Aquella sensación le hizo conectar los malos presagios que había tenido en la mañana y la llevó muy lejos, casi volando, se acercó a un lugar en el que veía a su Antoine sonriendo y dándose la vuelta, de espaldas, caminando hacia otro lugar. La imagen fue un flashback fatal, ella lo supo y en medio del vagón comenzó a sentir su corazón latiendo furiosamente. Miró con nerviosismo el nombre de cada una de las estaciones de la línea del metro. La Bastille no llegaba, y ella debía salir, Antoine estaba esperándola. Era asunto de vida o muerte. Se movió intranquila en su espacio y comenzó a avanzar entre los pasajeros del vagón. Por fin llegó la suya, empujando a todos los que estaban delante logró hacerse sitio y se aproximó a la escalera de salida.
Empezó a oír murmullos, la gente estaba apiñada alrededor, había gritos y llantos, algunos sanitarios se acercaron a ella pidiendo paso.
–Apártense, dejen espacio libre, tenemos que atender a la persona.
–Está muerto, está muerto.
Quiso dejarse llevar por el impulso que su corazón le dictaba, de nuevo aquel escalofrío incómodo recorrió su espina dorsal. Sabía que se lamentaría de haber llegado tarde a esta cita para toda su vida. Alguien la tomó en brazos, perdió el conocimiento pero no el sentido del oído.
“El joven subía las escaleras alegre cuando de repente se ha desplomado en el suelo, ha sufrido un colapso. Murió instantáneamente, sin darse cuenta”
Sandra se dejó ir, lo que había llegado a ella a través de palabras no era real, lo rechazó y se negó a sentirlo. Todo en ella estaba bloqueado, cerrado, catapultado. Si hubiera podido elegir habría desaparecido, como él.
Antoine había muerto y ella lo supo desde la mañana, no pudo darse cuenta, pero lo supo con antelación, lo presintió.

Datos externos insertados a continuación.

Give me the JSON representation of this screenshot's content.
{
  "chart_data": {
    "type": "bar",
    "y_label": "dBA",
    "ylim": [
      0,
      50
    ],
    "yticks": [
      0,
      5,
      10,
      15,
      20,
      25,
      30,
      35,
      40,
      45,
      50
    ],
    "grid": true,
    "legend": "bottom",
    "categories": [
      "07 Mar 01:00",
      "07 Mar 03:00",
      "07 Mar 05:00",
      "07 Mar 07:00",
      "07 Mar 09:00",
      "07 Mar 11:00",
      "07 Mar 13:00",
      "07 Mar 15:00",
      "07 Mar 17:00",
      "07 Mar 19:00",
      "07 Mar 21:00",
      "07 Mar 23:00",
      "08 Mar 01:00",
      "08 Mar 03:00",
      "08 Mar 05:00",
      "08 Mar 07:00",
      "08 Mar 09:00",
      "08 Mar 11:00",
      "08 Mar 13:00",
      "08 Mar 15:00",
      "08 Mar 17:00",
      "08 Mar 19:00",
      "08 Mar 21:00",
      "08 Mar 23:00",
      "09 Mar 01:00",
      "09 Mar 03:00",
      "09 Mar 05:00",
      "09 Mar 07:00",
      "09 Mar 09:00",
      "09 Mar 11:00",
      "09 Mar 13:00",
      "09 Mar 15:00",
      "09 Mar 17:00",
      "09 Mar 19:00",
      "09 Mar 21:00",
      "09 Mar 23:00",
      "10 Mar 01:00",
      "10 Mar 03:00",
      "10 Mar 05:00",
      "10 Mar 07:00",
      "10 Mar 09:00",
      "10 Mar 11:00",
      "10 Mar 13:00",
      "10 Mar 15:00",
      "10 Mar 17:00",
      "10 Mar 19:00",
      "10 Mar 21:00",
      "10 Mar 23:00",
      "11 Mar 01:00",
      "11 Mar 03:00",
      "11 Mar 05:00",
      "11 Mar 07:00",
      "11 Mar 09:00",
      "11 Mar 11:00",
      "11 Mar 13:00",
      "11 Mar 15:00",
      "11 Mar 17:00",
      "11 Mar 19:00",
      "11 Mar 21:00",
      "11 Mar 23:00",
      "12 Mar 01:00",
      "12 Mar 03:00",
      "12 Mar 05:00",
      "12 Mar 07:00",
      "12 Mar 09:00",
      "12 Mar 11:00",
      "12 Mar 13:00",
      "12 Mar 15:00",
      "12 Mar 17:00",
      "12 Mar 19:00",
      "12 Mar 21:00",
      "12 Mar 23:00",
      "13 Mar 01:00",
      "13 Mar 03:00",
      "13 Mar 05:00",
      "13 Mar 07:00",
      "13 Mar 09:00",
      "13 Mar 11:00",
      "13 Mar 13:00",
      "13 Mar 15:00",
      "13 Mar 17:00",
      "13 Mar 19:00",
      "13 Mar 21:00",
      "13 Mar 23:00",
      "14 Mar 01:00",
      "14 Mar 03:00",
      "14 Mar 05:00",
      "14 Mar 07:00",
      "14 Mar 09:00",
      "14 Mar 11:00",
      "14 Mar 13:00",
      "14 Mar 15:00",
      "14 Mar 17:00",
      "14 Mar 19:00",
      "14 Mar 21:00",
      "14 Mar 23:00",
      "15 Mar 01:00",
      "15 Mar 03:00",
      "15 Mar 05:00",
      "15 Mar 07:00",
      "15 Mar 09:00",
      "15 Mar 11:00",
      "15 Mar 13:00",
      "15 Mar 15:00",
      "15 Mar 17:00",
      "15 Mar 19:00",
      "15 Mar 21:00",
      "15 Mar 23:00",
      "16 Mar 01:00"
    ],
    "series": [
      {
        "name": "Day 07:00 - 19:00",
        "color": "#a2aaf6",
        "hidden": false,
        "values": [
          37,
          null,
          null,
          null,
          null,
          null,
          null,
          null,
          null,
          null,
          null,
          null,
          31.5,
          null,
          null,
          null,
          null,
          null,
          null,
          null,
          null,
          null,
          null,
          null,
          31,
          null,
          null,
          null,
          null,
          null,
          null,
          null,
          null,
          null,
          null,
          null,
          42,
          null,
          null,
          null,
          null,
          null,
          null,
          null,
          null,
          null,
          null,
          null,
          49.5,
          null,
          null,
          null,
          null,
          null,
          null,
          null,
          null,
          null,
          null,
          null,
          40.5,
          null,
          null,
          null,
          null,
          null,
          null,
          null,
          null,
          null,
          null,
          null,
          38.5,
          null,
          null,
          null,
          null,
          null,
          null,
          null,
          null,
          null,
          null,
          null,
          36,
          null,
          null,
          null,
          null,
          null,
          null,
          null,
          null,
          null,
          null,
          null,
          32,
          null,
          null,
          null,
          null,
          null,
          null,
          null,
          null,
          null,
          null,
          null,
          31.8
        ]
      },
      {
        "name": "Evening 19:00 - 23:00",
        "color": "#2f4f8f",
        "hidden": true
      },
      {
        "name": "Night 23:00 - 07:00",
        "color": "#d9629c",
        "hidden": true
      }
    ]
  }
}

Mientras iba hacia el hospital tumbada en la ambulancia se dio cuenta de todo. La caída que había tenido no fue fortuita, su corazón y su cuerpo se dejaron caer para acompañar a Antoine. En el mismo momento, en dos lugares apartados de la ciudad de París, una mujer y un hombre, Sandra y Antoine, habían sufrido una caída paralela que los uniría y separaría al mismo tiempo.
Su corazón empezó a latir de nuevo, el calor apretaba y ella no soportaba la intensidad, llevaba dos semanas encerrada en aquel cuarto esperando…
La puerta se abrió y una sombra se fue acercando a ella. Sintió la mirada agradable de aquella forma, le movió por dentro. Su cuerpo comenzó a responder a un impulso invisible, atraído por él. Se fijó bien, era Antoine. Una alegría imposible de contener la invadió de nuevo, estaba recuperando por momentos ese hálito de vida que había perdido durante su caída.
Estoy bien, no te preocupes, sal de la habitación y sé feliz, ya nos encontraremos de nuevo. Te quiero.